Just like the MAX function, you can also get the lowest total value in your Order table. The following SQL statement uses MIN.
SELECT MIN(Total) FROM Order
With this statement, a value of 10 is returned. It's the lowest value in your table in the Total column. Like the MAX function, you can also use a WHERE clause to filter your record set. The following code incorporates the WHERE clause.

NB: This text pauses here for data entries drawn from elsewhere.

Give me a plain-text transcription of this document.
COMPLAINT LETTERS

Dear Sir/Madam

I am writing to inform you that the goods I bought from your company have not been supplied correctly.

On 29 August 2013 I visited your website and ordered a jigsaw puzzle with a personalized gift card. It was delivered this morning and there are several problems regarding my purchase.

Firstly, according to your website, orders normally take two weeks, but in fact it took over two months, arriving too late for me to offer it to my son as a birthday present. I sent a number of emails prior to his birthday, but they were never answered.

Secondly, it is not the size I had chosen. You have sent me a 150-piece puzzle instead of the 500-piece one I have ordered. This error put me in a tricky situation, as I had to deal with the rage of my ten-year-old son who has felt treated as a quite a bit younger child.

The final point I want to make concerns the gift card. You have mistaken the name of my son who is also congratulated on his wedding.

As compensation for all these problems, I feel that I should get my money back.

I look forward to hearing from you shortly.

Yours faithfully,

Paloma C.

SELECT MIN(Total) FROM Order
WHERE OrderDate BETWEEN '3/1/2014' AND '3/31/2014'
The return value for this statement is 20, because the record with a Total value of 10 is filtered out using the WHERE clause.
Combining Functions
You're not limited to using one function when you work with SQL statements and functions. You can combine them. For instance, suppose you want to get a SUM of your order totals, but you also want to know how many orders you have. You could write two separate statements to get each value separately. However, this is not the way to write SQL for performance. Whenever you write your SQL statements, you should write with performance in mind. Running two separate SQL statements probably won't harm performance when you only have a few people running your application, but what happens when you have 100, 1000, or 10000 people running your app at the same time? When you have thousands of people using your app concurrently, writing two separate SQL statements makes a huge different when you could just combine them and write one.
Let's take a look in the Order table.
OrderId |
CustomerId |
Total |
OrderDate |
1 |
321 |
10 |
1/2/2014 |
2 |
455 |
40 |
3/2/2014 |
3 |
456 |
20 |
3/10/2014 |
Notice that there are three records, but you will probably have thousands of records in a real-world table. You may want to sum up orders for the entire table, but most applications sum up totals using a date range.

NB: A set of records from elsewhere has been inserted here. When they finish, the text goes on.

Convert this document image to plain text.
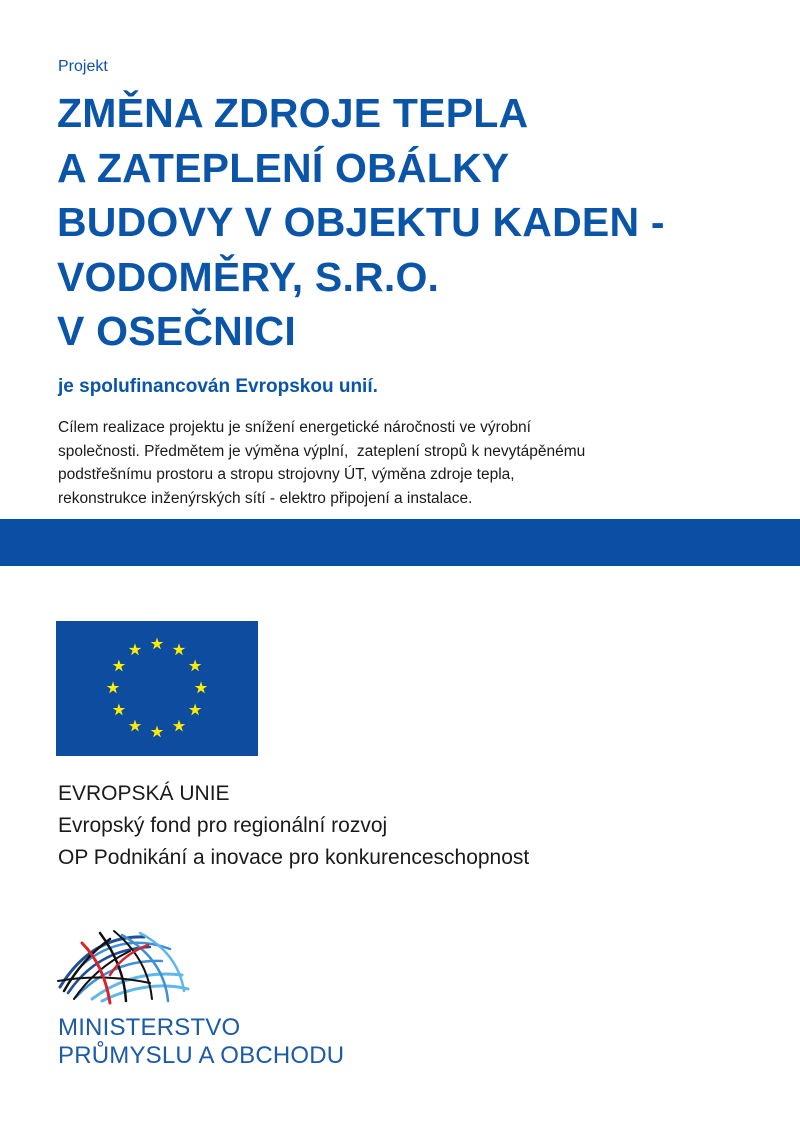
Projekt
ZMĚNA ZDROJE TEPLA
A ZATEPLENÍ OBÁLKY
BUDOVY V OBJEKTU KADEN -
VODOMĚRY, S.R.O.
V OSEČNICI
je spolufinancován Evropskou unií.
Cílem realizace projektu je snížení energetické náročnosti ve výrobní
společnosti. Předmětem je výměna výplní,  zateplení stropů k nevytápěnému
podstřešnímu prostoru a stropu strojovny ÚT, výměna zdroje tepla,
rekonstrukce inženýrských sítí - elektro připojení a instalace.
EVROPSKÁ UNIE
Evropský fond pro regionální rozvoj
OP Podnikání a inovace pro konkurenceschopnost
MINISTERSTVO
PRŮMYSLU A OBCHODU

First, let's sum up totals with no WHERE clause and use the COUNT clause to identify the number of records.
SELECT SUM(Total), COUNT(Total) FROM Orders
The above statement returns a SUM function total of 70, and the COUNT function returns 3. In most cases, you'll need a WHERE clause in your SQL statement even if it's summing up multiple records. For instance, the following SQL statement uses the same WHERE clause as our other statements.
SELECT SUM(Total), COUNT(Total) FROM Orders
WHERE OrderDate BETWEEN '3/1/2014' AND '3/31/2014'
The above statement returns a summed total of 60 and a count of 2 because the record set is limited to only values in March.
You could even add the AVG function into your above statement. For instance, the following SQL statement gets the total amount for the month of March, the count of your orders and the average amount per order.
SELECT SUM(Total), COUNT(Total), AVG(Total) FROM Orders
WHERE OrderDate BETWEEN '3/1/2014' AND '3/31/2014'
The above statement would return 60, 2, and 30 respectively.
One last comment on the previous SQL statements. You can alias columns to return a column name with your functions. When you don't use aliases, SQL will automatically assign a column name such as "Column1" to the summarized data set. You can overwrite this default by specifying a column name, which is also called aliasing. Using the recent example, column names are set up for the returned data set in the below SQL statement.
SELECT SUM(Total) as SumTotal, COUNT(Total) as CountTotal, AVG(Total) as AverageTotal FROM Orders
WHERE OrderDate BETWEEN '3/1/2014' AND '3/31/2014'
Now, instead of just returning random column names, you get the aliased column names with the associated values. You can use aliased names with any column in your table.
There are several other functions you can use with SQL. The format and spelling are different between some platforms. Some other examples include ABS, RAND, ROUND, UPPER, LOWER, LTRIM, RTRIM, and CONVERT. You can even create your own functions once you get more comfortable with the SQL language.
Working with functions can reduce the time it takes to code your SQL procedures and make reporting an easier feat when you're assigned these tasks.